Ce n’est plus une bande dessinée, par Kamel Daoud
On peut en sourire, mais la reconversion de Sainte-Sophie en mosquée reste une redoutable « reconquête ».
«Bon? Mauvais?… Les Turcs, c’est mieux», titra ces jours-ci un éditorialiste islamiste en Algérie. Le texte est accompagné d’une illustration abrupte : Saladin à côté d’Erdogan. La thèse y est tout aussi volontairement prophétique : le chaos est mondial, il y a un risque de guerre cosmique et, « après la basilique Sainte-Sophie qui retourne dans les bras de la Turquie musulmane », il faut choisir son camp entre un Orient asiatique prédateur et un Occident colonisateur. La solution ? Le leadership turc. Quelques jours plus tard, un autre propagandiste signe un texte plus franc : les Arabes ont connu la ruine quand ils se sont révoltés contre le califat turc. « Des erreurs commises avec les Turcs et des illusions de l’occidentalisation », peut-on lire. Ainsi, jamais le plaidoyer pour le retour du califat n’avait été aussi franc. Encore plus depuis la transformation de la basilique Sainte-Sophie en mosquée, vendue comme une « reconquête ».

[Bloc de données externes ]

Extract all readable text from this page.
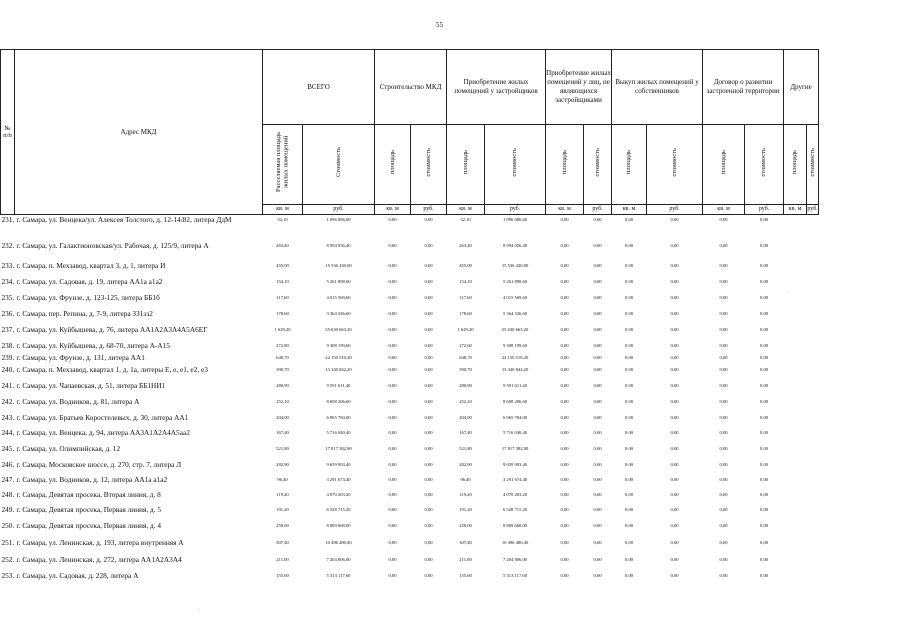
55
№ п/п	Адрес МКД	ВСЕГО		Строительство МКД		Приобретение жилых помещений у застройщиков		Приобретение жилых помещений у лиц, не являющихся застройщиками		Выкуп жилых помещений у собственников		Договор о развитии застроенной территории		Другие	
		Расселяемая площадь жилых помещений	Стоимость	площадь	стоимость	площадь	стоимость	площадь	стоимость	площадь	стоимость	площадь	стоимость	площадь	стоимость
		кв. м	руб.	кв. м	руб.	кв. м	руб.	кв. м	руб.	кв. м	руб.	кв. м	руб.	кв. м	руб.
231.	г. Самара, ул. Венцека/ул. Алексея Толстого, д. 12-14/82, литера ДдМ	32,10	1 096 086,60	0,00	0,00	32,10	1 096 086,60	0,00	0,00	0,00	0,00	0,00	0,00		
232.	г. Самара, ул. Галактионовская/ул. Рабочая, д. 125/9, литера А	263,40	8 994 056,40	0,00	0,00	263,40	8 994 056,40	0,00	0,00	0,00	0,00	0,00	0,00		
233.	г. Самара, п. Мехзавод, квартал 3, д. 1, литера И	455,00	15 536 430,00	0,00	0,00	455,00	15 536 430,00	0,00	0,00	0,00	0,00	0,00	0,00		
234.	г. Самара, ул. Садовая, д. 19, литера АА1а а1а2	154,10	5 261 898,60	0,00	0,00	154,10	5 261 898,60	0,00	0,00	0,00	0,00	0,00	0,00		
235.	г. Самара, ул. Фрунзе, д. 123-125, литера ББ1б	117,60	4 015 569,60	0,00	0,00	117,60	4 015 569,60	0,00	0,00	0,00	0,00	0,00	0,00		
236.	г. Самара, пер. Репина, д. 7-9, литера ЗЗ1зз2	178,60	3 364 336,60	0,00	0,00	178,60	5 364 336,60	0,00	0,00	0,00	0,00	0,00	0,00		
237.	г. Самара, ул. Куйбышева, д. 76, литера АА1А2А3А4А5А6ЕГ	1 629,20	55 630 663,20	0,00	0,00	1 629,20	55 630 663,20	0,00	0,00	0,00	0,00	0,00	0,00		
238.	г. Самара, ул. Куйбышева, д. 68-70, литера А-А15	272,80	9 308 199,60	0,00	0,00	272,60	9 308 199,60	0,00	0,00	0,00	0,00	0,00	0,00		
239.	г. Самара, ул. Фрунзе, д. 131, литера АА1	648,70	22 150 510,20	0,00	0,00	648,70	22 150 510,20	0,00	0,00	0,00	0,00	0,00	0,00		
240.	г. Самара, п. Мехзавод, квартал 1, д. 1а, литеры Е, е, е1, е2, е3	390,70	13 340 842,20	0,00	0,00	390,70	13 340 842,20	0,00	0,00	0,00	0,00	0,00	0,00		
241.	г. Самара, ул. Чапаевская, д. 51, литера ББ1НИ1	280,90	9 591 611,40	0,00	0,00	280,90	9 591 611,40	0,00	0,00	0,00	0,00	0,00	0,00		
242.	г. Самара, ул. Водников, д. 81, литера А	252,10	8 608 206,60	0,00	0,00	252,10	8 608 206,60	0,00	0,00	0,00	0,00	0,00	0,00		
243.	г. Самара, ул. Братьев Коростелевых, д. 30, литера АА1	204,00	6 965 784,00	0,00	0,00	204,00	6 965 784,00	0,00	0,00	0,00	0,00	0,00	0,00		
244.	г. Самара, ул. Венцека, д. 94, литера АА3А1А2А4А5аа2	167,40	5 716 040,40	0,00	0,00	167,40	5 716 040,40	0,00	0,00	0,00	0,00	0,00	0,00		
245.	г. Самара, ул. Олимпийская, д. 12	521,80	17 817 382,80	0,00	0,00	521,80	17 817 382,80	0,00	0,00	0,00	0,00	0,00	0,00		
246.	г. Самара, Московское шоссе, д. 270, стр. 7, литера Л	282,90	9 659 903,40	0,00	0,00	282,90	9 659 903,40	0,00	0,00	0,00	0,00	0,00	0,00		
247.	г. Самара, ул. Водников, д. 12, литера АА1а а1а2	96,40	3 291 674,40	0,00	0,00	96,40	3 291 674,40	0,00	0,00	0,00	0,00	0,00	0,00		
248.	г. Самара, Девятая просека, Вторая линия, д. 8	119,20	4 070 203,20	0,00	0,00	119,20	4 070 203,20	0,00	0,00	0,00	0,00	0,00	0,00		
249.	г. Самара, Девятая просека, Первая линия, д. 5	191,20	6 528 715,20	0,00	0,00	191,20	6 528 715,20	0,00	0,00	0,00	0,00	0,00	0,00		
250.	г. Самара, Девятая просека, Первая линия, д. 4	258,00	8 809 668,00	0,00	0,00	258,00	8 809 668,00	0,00	0,00	0,00	0,00	0,00	0,00		
251.	г. Самара, ул. Ленинская, д. 193, литера внутренняя А	307,40	10 496 480,40	0,00	0,00	307,40	10 496 480,40	0,00	0,00	0,00	0,00	0,00	0,00		
252.	г. Самара, ул. Ленинская, д. 272, литера АА1А2А3А4	211,00	7 204 806,00	0,00	0,00	211,00	7 204 806,00	0,00	0,00	0,00	0,00	0,00	0,00		
253.	г. Самара, ул. Садовая, д. 228, литера А	155,60	5 313 117,60	0,00	0,00	155,60	5 313 117,60	0,00	0,00	0,00	0,00	0,00	0,00		
·
·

Le mot a le pouvoir magique de lever les foules et de recruter les volontaires.
Dans la vaste galaxie de la propagande turque au sud – un univers à peine visible en Occident à cause de la barrière linguistique –, la campagne pour la restauration du califat se dote aujourd’hui de porte-parole, d’arguments et de comptoirs de vente.
Et si, en Occident, le mot califat est dégradé par la caricature, teinté de souvenirs d’attentats et des monstruosités de Daech, ici, il est à la mode malgré les dénégations des élites démocrates souvent coupées du pays profond. On peine à croire d’ailleurs que c’est une matrice politique à effet centrifuge sur les islamistes, une image puissante dans les esprits, chez les théoriciens du « renouveau » et dans la machine du soft power d’Erdogan.
De quoi s’agit-il, au-delà des simplifications ? D’une image de puissance et d’unité. Le dernier calife a été ottoman et il fut destitué en 1922. Avec la fin du califat, en 1924, on signa la fin d’un empire, même malade. Le califat restera cependant un puissant aimant pour les islamistes, un souvenir prégnant de l’imaginaire politique. C’est aussi une filiation avec la gloire du passé, avec les temps prophétiques des origines, un rêve de suprématie et un mode de délégation des pouvoirs qui dispense de la démocratie « impie » et « trop occidentale ». On s’en souvient encore plus alors que tout est défaite au présent.
Ce rêve de retour au passé prit des noms divers, restauration, nahda, puis califat. Daech y échoua pour cause de « sauvageries ». Aujourd’hui, c’est la Turquie d’Erdogan qui joue sur cet atavisme politique. Elle en connaît la puissance d’évocation, la profondeur et la séduction. Après la basilique Sainte-Sophie, on ne pouvait qu’en rêver ou en vendre le rêve. Celui que se mettent à défendre les islamistes en Algérie, les propagandistes en Turquie. « Rassemblez-vous pour le califat. Si ce n’est pas maintenant, alors quand ? Si ce n’est pas vous, alors qui ? » avait titré un journal mineur proche du gouvernement. Le Parti de la justice et du développement, l’AKP, a rappelé le caractère républicain de la Turquie, mais le débat est désormais « autorisé ». Et qui connaît les Frères musulmans connaît leur habileté dans l’art de la propagande et de la dissimulation.
Le califat a donc désormais une version civilisée, un leadership et une victoire avec la basilique, qui a ravivé ses vieux désirs de reconquête et de restauration. On ne se cache plus pour plaider pour un calife qui unira les musulmans et les réhabilitera. Entre Covid, crise mondiale et migrants, voilà qu’une solution se trouve défendue ouvertement comme un avenir. On ne le voit pas en Occident, ou on peut en sourire et en rire, mais c’est une réalité ; doucement naissante dans les esprits, patiemment justifiée. « Le califat a été l’instrument de puissance des musulmans pendant cinq siècles, celui de leur dignité. Il imposa la vassalité à l’Occident. Une puissance perdue à cause des idées “d’États libres et démocratiques”, écrivit un islamiste dans un journal en Algérie. La campagne se renouvelle contre la Turquie, contre le renouveau ottoman, à cause de Sainte-Sophie […], rappelant une réalité : l’avenir est pour cette religion », conclut-il
Le califat a désormais […] un leadership et une victoire avec la basilique, qui a ravivé ses vieux désirs de restauration.